Draftees may pose disciplinary and other problems for the services, but they also leaven the ranks with people who are not members of the professional military, folks who are citizen-soldiers. They serve the function of keeping the military honest, keeping it from getting too incestuous and insular as an institution, something any service member – if they are honest – will admit is occasionally a problem. The services are big bureaucracies, and engage in the same CYA behavior other big organzations do – i.e., cost overruns, burying mistakes instead of airing them, careerism over national interest and so on. Draftees are one check against that sort of behavior, because they have nothing to lose by telling it like they see it.

Having said all of the above, there are certainly problems with a draft, I am not denying that. But if the threat against us gets big enough, all this political posturing against the draft will go right out the window and you’ll see young people lining up for their SS registration. The government has done it before and will do it again if need be. The courts have upheld the legality of the draft on many occasions in the past.
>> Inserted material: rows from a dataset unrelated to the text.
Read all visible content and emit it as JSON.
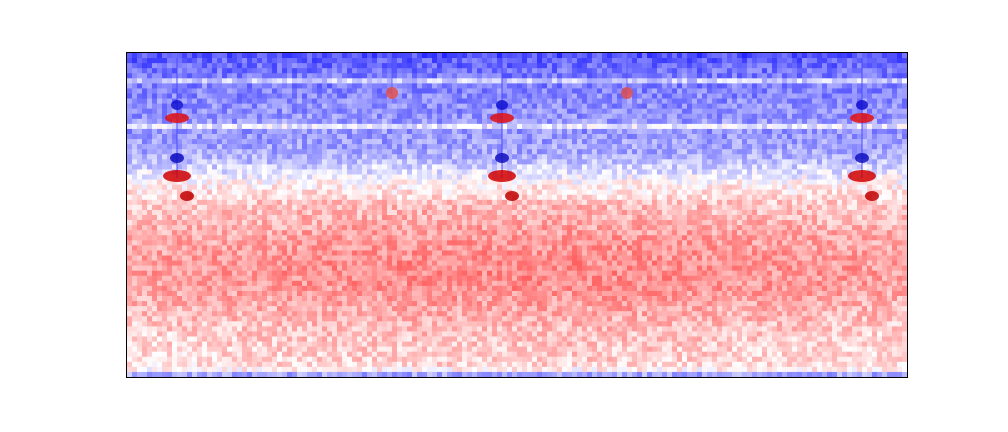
{
  "chart_data": {
    "type": "heatmap",
    "title": "",
    "xlabel": "",
    "ylabel": "",
    "colormap": "bwr",
    "colors": {
      "low": "#0000ff",
      "mid": "#ffffff",
      "high": "#ff0000",
      "frame": "#000000"
    },
    "axes_ticks": false,
    "grid": false,
    "legend": "none",
    "n_rows": 64,
    "n_cols": 156,
    "row_profile": [
      -0.68,
      -0.62,
      -0.58,
      -0.55,
      -0.52,
      -0.2,
      -0.5,
      -0.48,
      -0.47,
      -0.45,
      -0.44,
      -0.43,
      -0.42,
      -0.4,
      -0.1,
      -0.42,
      -0.4,
      -0.38,
      -0.36,
      -0.34,
      -0.3,
      -0.25,
      -0.18,
      -0.12,
      -0.05,
      0.03,
      0.08,
      0.12,
      0.15,
      0.18,
      0.2,
      0.22,
      0.24,
      0.26,
      0.28,
      0.3,
      0.32,
      0.33,
      0.34,
      0.35,
      0.36,
      0.37,
      0.38,
      0.38,
      0.37,
      0.36,
      0.35,
      0.33,
      0.31,
      0.29,
      0.27,
      0.25,
      0.23,
      0.21,
      0.19,
      0.17,
      0.16,
      0.15,
      0.14,
      0.13,
      0.12,
      0.1,
      0.05,
      -0.35
    ],
    "events": [
      {
        "col": 10,
        "kind": "strong"
      },
      {
        "col": 53,
        "kind": "weak"
      },
      {
        "col": 75,
        "kind": "strong"
      },
      {
        "col": 100,
        "kind": "weak"
      },
      {
        "col": 147,
        "kind": "strong"
      }
    ]
  }
}
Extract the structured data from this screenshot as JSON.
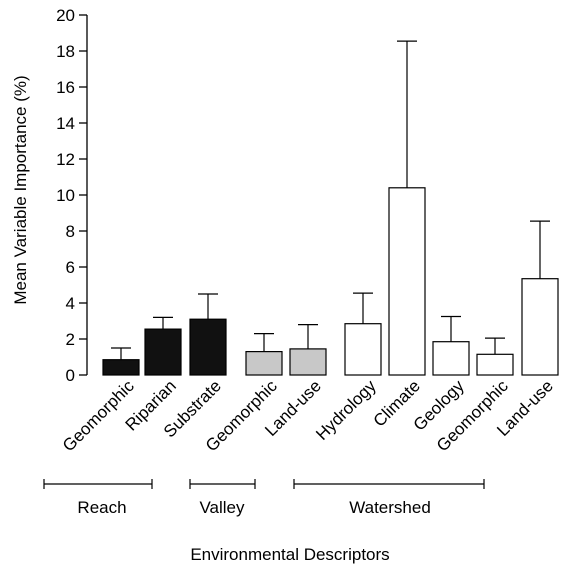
{
  "chart_data": {
    "type": "bar",
    "title": "",
    "xlabel": "Environmental Descriptors",
    "ylabel": "Mean Variable Importance (%)",
    "ylim": [
      0,
      20
    ],
    "yticks": [
      0,
      2,
      4,
      6,
      8,
      10,
      12,
      14,
      16,
      18,
      20
    ],
    "grid": false,
    "categories": [
      "Geomorphic",
      "Riparian",
      "Substrate",
      "Geomorphic",
      "Land-use",
      "Hydrology",
      "Climate",
      "Geology",
      "Geomorphic",
      "Land-use"
    ],
    "values": [
      0.85,
      2.55,
      3.1,
      1.3,
      1.45,
      2.85,
      10.4,
      1.85,
      1.15,
      5.35
    ],
    "error_upper": [
      1.5,
      3.2,
      4.5,
      2.3,
      2.8,
      4.55,
      18.55,
      3.25,
      2.05,
      8.55
    ],
    "bar_colors": [
      "#111111",
      "#111111",
      "#111111",
      "#c8c8c8",
      "#c8c8c8",
      "#ffffff",
      "#ffffff",
      "#ffffff",
      "#ffffff",
      "#ffffff"
    ],
    "groups": [
      {
        "label": "Reach",
        "start": 0,
        "end": 2
      },
      {
        "label": "Valley",
        "start": 3,
        "end": 4
      },
      {
        "label": "Watershed",
        "start": 5,
        "end": 8
      }
    ]
  }
}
One note to consider: Why does the military cling to the antiquated notion that only the very young can serve effectively in the services? I am in my forties, and tried to enlist after 9-11, and could not get in after more than three years of trying. It bothered me immensely to see the quality of some of the young people serving, how slovenly, out-of-shape, etc. a few of them were. The vast majority of the people in the services are squared-away, highly-competent people, but I saw some bottom-feeders, too. Why they get in and guys like me with skills, education, physical conditioning, good character cannot is a mystery. Granted, middle-aged people are most likely never going to comprise the bulk of our military – we will always need young people – but shouldn’t our services make every effort to use qualified people even if they are a few years above the age cutoff? Last I checked, those soldiers out there are on their 2nd, 3rd or even 4th tour. They need help, so let’s give it to them in every way possible. Performance is what counts, at least in my book.

Final point: Although the pay has gotten better, military compensation does not yet match what highly-qualified young folks can make in the civilian sector. I have a buddy who wants to join up, and he is having problems figuring out how to keep things going – pay his bills – while he is at basic training. And if he ends up joining, he’ll take a 50% pay cut over his civilian job to do so. It is preposterous to me that the people we ask to defend our nation make so little money. That’s an outrage, frankly. We ought to be ashamed. We have billions for another sub but not enough to pay our grunts a decent wage. Yeah, I know it gets better when you get promoted, but the E1s, E2s and E3s are doing a lot of the fighting and dying in this war, and they deserve better.